Same happens with " ("quot), < (<lt).

It seems that the latest change in this code does not take into account anymore that SMF2.0 is not all UTF-8. These characters are now not correctly handled anymore.
Tinyportal relies on the substr function in SMF to shorten Topic texts en Titles, thefero the issue becomes more visible...
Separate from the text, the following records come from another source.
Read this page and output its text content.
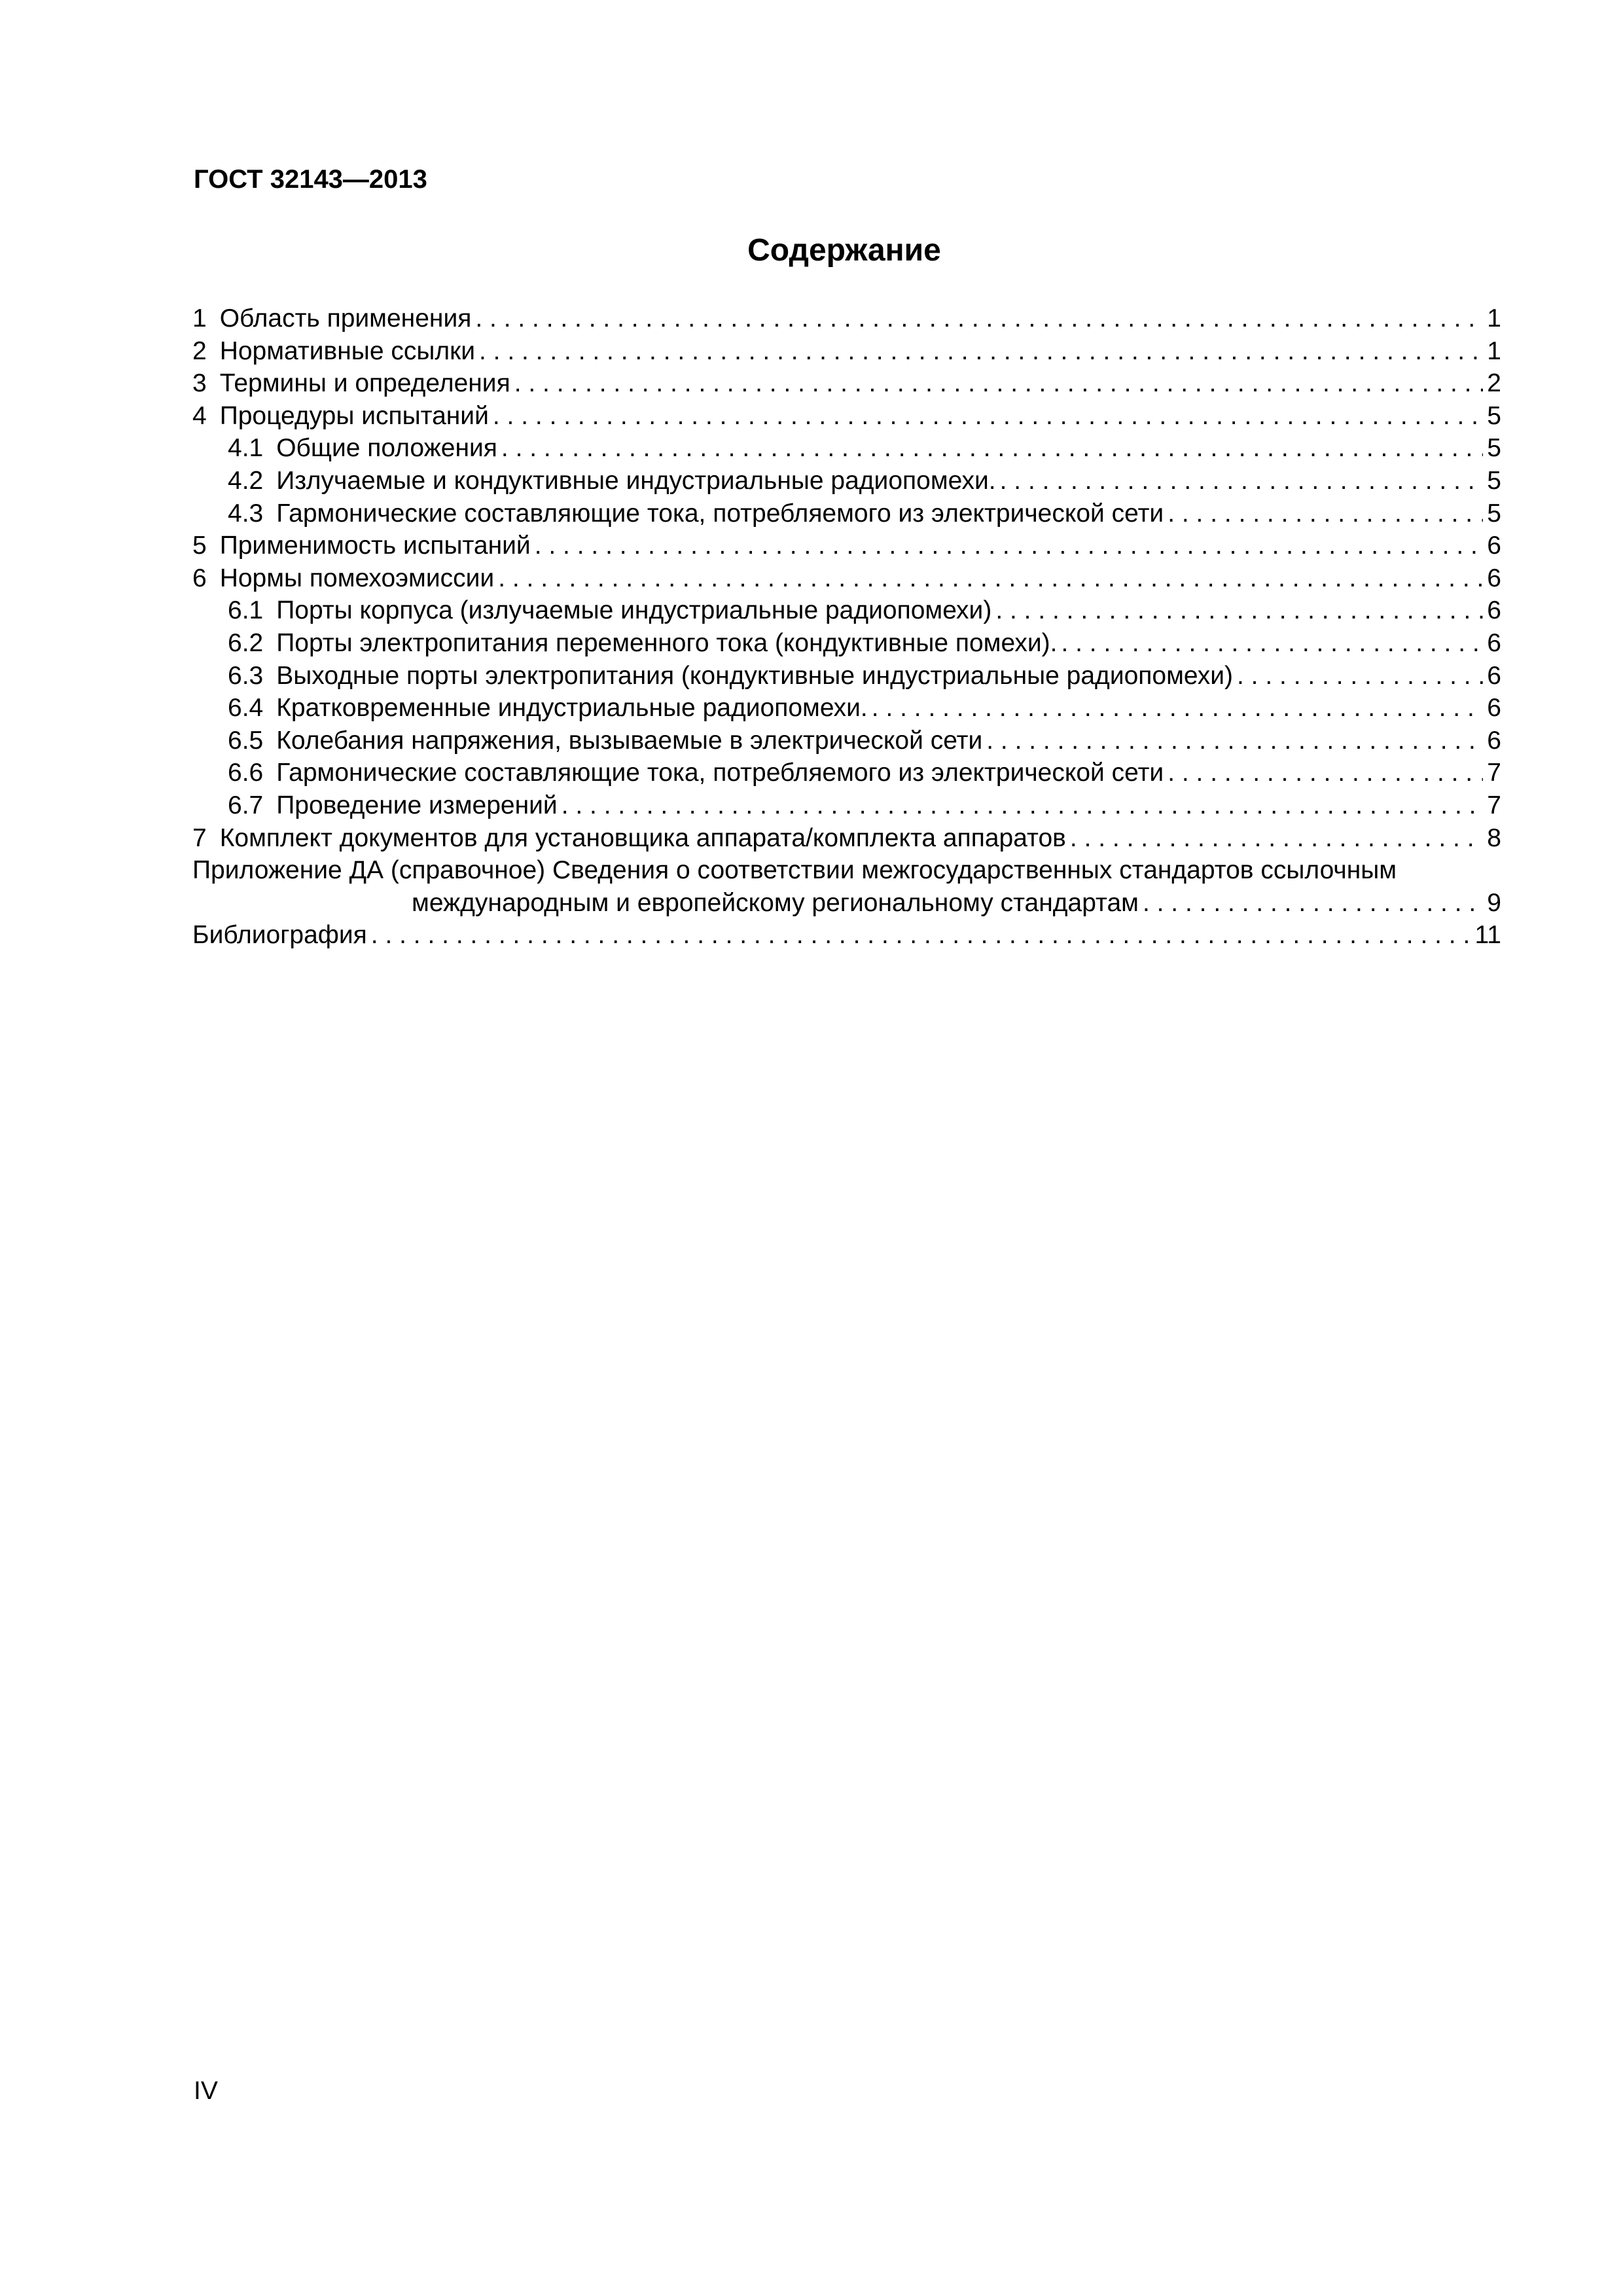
ГОСТ 32143—2013
Содержание
1 Область применения . . .	1
2 Нормативные ссылки . . .	1
3 Термины и определения . . .	2
4 Процедуры испытаний . . .	5
4.1 Общие положения . . .	5
4.2 Излучаемые и кондуктивные индустриальные радиопомехи. . . .	5
4.3 Гармонические составляющие тока, потребляемого из электрической сети . . .	5
5 Применимость испытаний . . .	6
6 Нормы помехоэмиссии . . .	6
6.1 Порты корпуса (излучаемые индустриальные радиопомехи) . . .	6
6.2 Порты электропитания переменного тока (кондуктивные помехи). . . .	6
6.3 Выходные порты электропитания (кондуктивные индустриальные радиопомехи) . . .	6
6.4 Кратковременные индустриальные радиопомехи. . . .	6
6.5 Колебания напряжения, вызываемые в электрической сети . . .	6
6.6 Гармонические составляющие тока, потребляемого из электрической сети . . .	7
6.7 Проведение измерений . . .	7
7 Комплект документов для установщика аппарата/комплекта аппаратов . . .	8
Приложение ДА (справочное) Сведения о соответствии межгосударственных стандартов ссылочным
международным и европейскому региональному стандартам . . .	9
Библиография . . .	11
IV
The old SMF code in 2.0.17 works fine:

Load.php
'substr' => create_function('$string, $start, $length = null', '
global $smcFunc;
$ent_arr = preg_split(\'~(&#' . (empty($modSettings['disableEntityCheck']) ? '\d{1,7}' : '021') . ';|&quot;|&amp;|&lt;|&gt;|&nbsp;|.)~' . ($utf8 ? 'u' : '') . '\', ' . implode('$string', $ent_check) . ', -1, PREG_SPLIT_DELIM_CAPTURE | PREG_SPLIT_NO_EMPTY);
return $length === null ? implode(\'\', array_slice($ent_arr, $start)) : implode(\'\', array_slice($ent_arr, $start, $length));'),


The new code in 2.0.18 does not:

'substr' => function($string, $start, $length = null) use ($utf8, $ent_check, $ent_list, $modSettings)
{
$ent_arr = preg_split('~(' . $ent_list . '|.)~' . ($utf8 ? 'u' : '') . '', $ent_check($string), -1, PREG_SPLIT_DELIM_CAPTURE | PREG_SPLIT_NO_EMPTY);
return $length === null ? implode('', array_slice($ent_arr, $start)) : implode('', array_slice($ent_arr, $start, $length));
},


This should be patched in 2.0.19.
This code works correctly:


        'substr' => function($string, $start, $length = null) use ($utf8, $ent_check, $ent_list, $modSettings)
        {
            $ent_arr = preg_split('~(&#' . (empty($modSettings['disableEntityCheck']) ? '\d{1,7}' : '021') . ';|&quot;|&amp;|&lt;|&gt;|&nbsp;|.)~' . ($utf8 ? 'u' : '') . '', $ent_check($string), -1, PREG_SPLIT_DELIM_CAPTURE | PREG_SPLIT_NO_EMPTY);
            return $length === null ? implode('', array_slice($ent_arr, $start)) : implode('', array_slice($ent_arr, $start, $length));
        },
Title: Re: 2.0.18 issue with 'substr' function and UTF8 characters
Post by: shadav on May 08, 2021, 09:28:39 AM
is this the same issue as this:
https://www.simplemachines.org/community/index.php?topic=576612.0

if so, the patch is here:
https://www.simplemachines.org/community/index.php?topic=576612.msg4081408#msg4081408
Title: Re: 2.0.18 issue with 'substr' function and UTF8 characters
Post by: shawnb61 on May 08, 2021, 03:01:14 PM
Yes, I believe it's the same.
Title: Re: 2.0.18 issue with 'substr' function and UTF8 characters
Post by: @rjen on May 08, 2021, 03:15:40 PM
Just checked the patch: different solution, but the same results... so yes. that fixes it too...
Title: Re: 2.0.18 issue with 'substr' function and UTF8 characters
Post by: dcmouser on August 25, 2021, 04:58:26 AM
Was just coming here to report the same problem; thanks for the fix!